I wish that my lone actions would reverse the tide. I wish that the plastic would stream back off the beaches, plucked by waves and wind and carried into the swirling ocean currents, whizzing out of the water and back into freighters and trawlers and haulers in a tidal wave of plastic, squirming back into factories and supply chains, worming back into extruders, flowing in a sludgy river back into refineries and chemical plants, thinner now back into pipelines and tankers and train cars, pumping steadily back into oil wells and frack wells and tar sands deposits, back deep underground where it is safe and quiet and time is measured in millions of years, sand and dirt and trees lifted back into place by bulldozers running in reverse, dessicated soils turning moist, streams reappearing, elk and deer and wolves bounding back from where they have been banished, springing out of leghold traps, hunters putting the skins back on their last wild carcasses and wild beings running to join their families and their land, humans emerging from their villages to partake in the wild feast of creation, everyone feeding everyone else, the land sheltering all in her motherly breast.
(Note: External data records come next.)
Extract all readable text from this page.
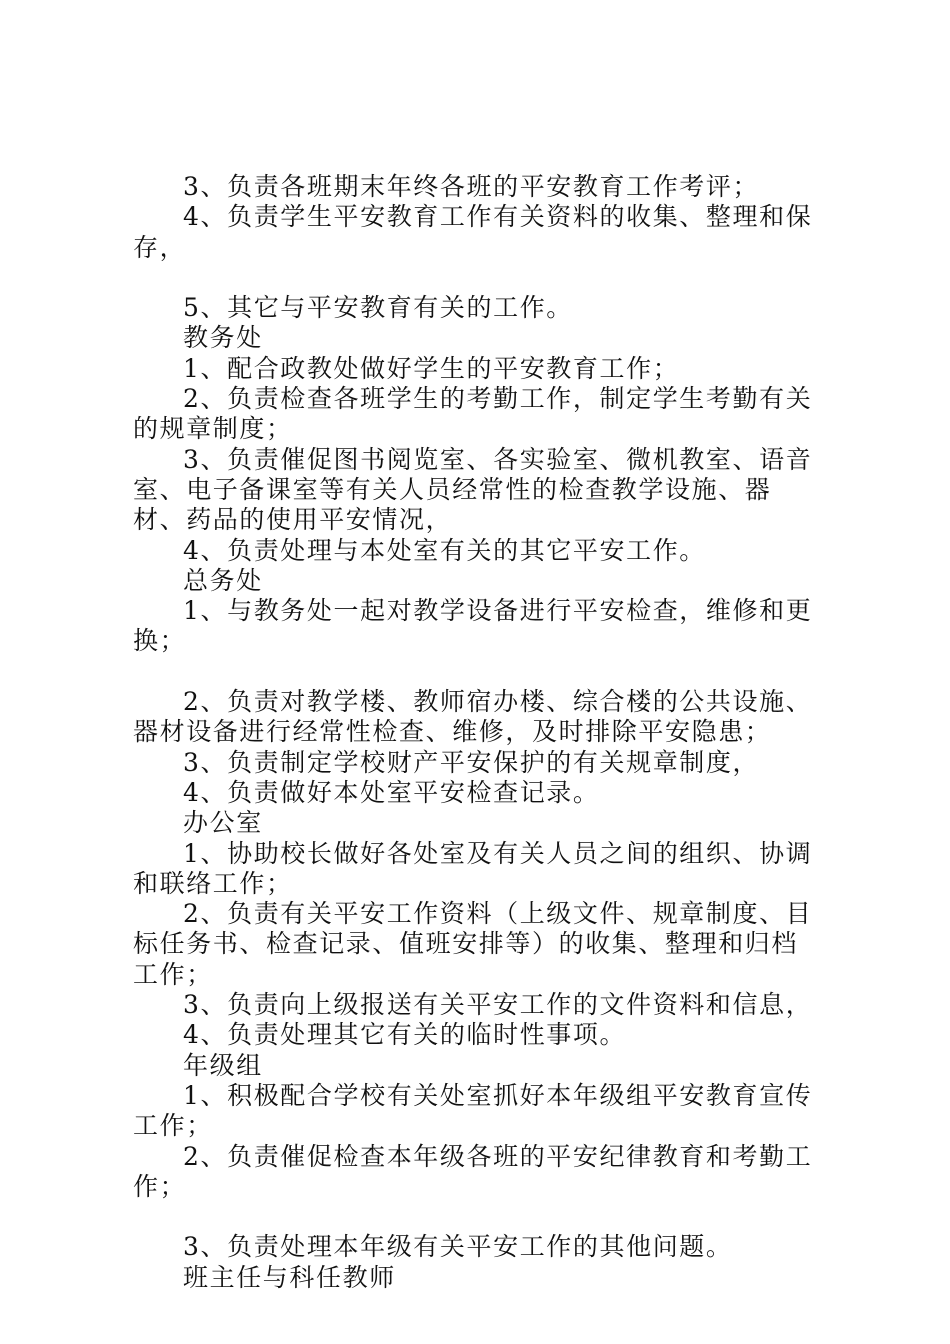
3、负责各班期末年终各班的平安教育工作考评；

4、负责学生平安教育工作有关资料的收集、整理和保存，

5、其它与平安教育有关的工作。

教务处

1、配合政教处做好学生的平安教育工作；

2、负责检查各班学生的考勤工作，制定学生考勤有关的规章制度；

3、负责催促图书阅览室、各实验室、微机教室、语音室、电子备课室等有关人员经常性的检查教学设施、器材、药品的使用平安情况，

4、负责处理与本处室有关的其它平安工作。

总务处

1、与教务处一起对教学设备进行平安检查，维修和更换；

2、负责对教学楼、教师宿办楼、综合楼的公共设施、器材设备进行经常性检查、维修，及时排除平安隐患；

3、负责制定学校财产平安保护的有关规章制度，

4、负责做好本处室平安检查记录。

办公室

1、协助校长做好各处室及有关人员之间的组织、协调和联络工作；

2、负责有关平安工作资料（上级文件、规章制度、目标任务书、检查记录、值班安排等）的收集、整理和归档工作；

3、负责向上级报送有关平安工作的文件资料和信息，

4、负责处理其它有关的临时性事项。

年级组

1、积极配合学校有关处室抓好本年级组平安教育宣传工作；

2、负责催促检查本年级各班的平安纪律教育和考勤工作；

3、负责处理本年级有关平安工作的其他问题。

班主任与科任教师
Impossible. Irreversible. Unstoppable. Time will never run backwards. The god of progress will never be abandoned. People will never learn to be content with what they have, they will always need to fill their void with empty products, empty cars, empty houses, empty sex, empty consumption for empty souls.
But why does it have to be this way? Why can’t our dreams be the guide for our politics? Why can’t we abandon what is not working and return to the dance of life and death, and dance of give and take, the dance of people and deer, people and berries, river and fish, people and river, land and river, people and land, the sacred dance that all our ancestors danced and that has not been forgotten but waits quietly in the corner of our minds?
So I pick up trash, and I place it in my backpack, not because I alone can clean the beaches, although every being saved is one more participant in the great dance. My picking up plastic is a ritual. It is an act of devotion, a prayer, a cry into the darkness. It is a responsibility, a sacrifice. It is a promise. A payment on a debt owed. For each piece of trash I pick up, each throat-choking stomach-filling chemical-leaching never-degrading piece of plastic, I have to pass by a hundred more that are too big, too tangled, too buried, too many to fit in my pack, that remain un-picked up, and my heart breaks, and my emotion swells, and I dream of plastic factories moldering, and oil derricks rusting, and highways crumbling, and people living with land where berries practically throw themselves into your mouth. And I imagine the great dance, and I work to make it so.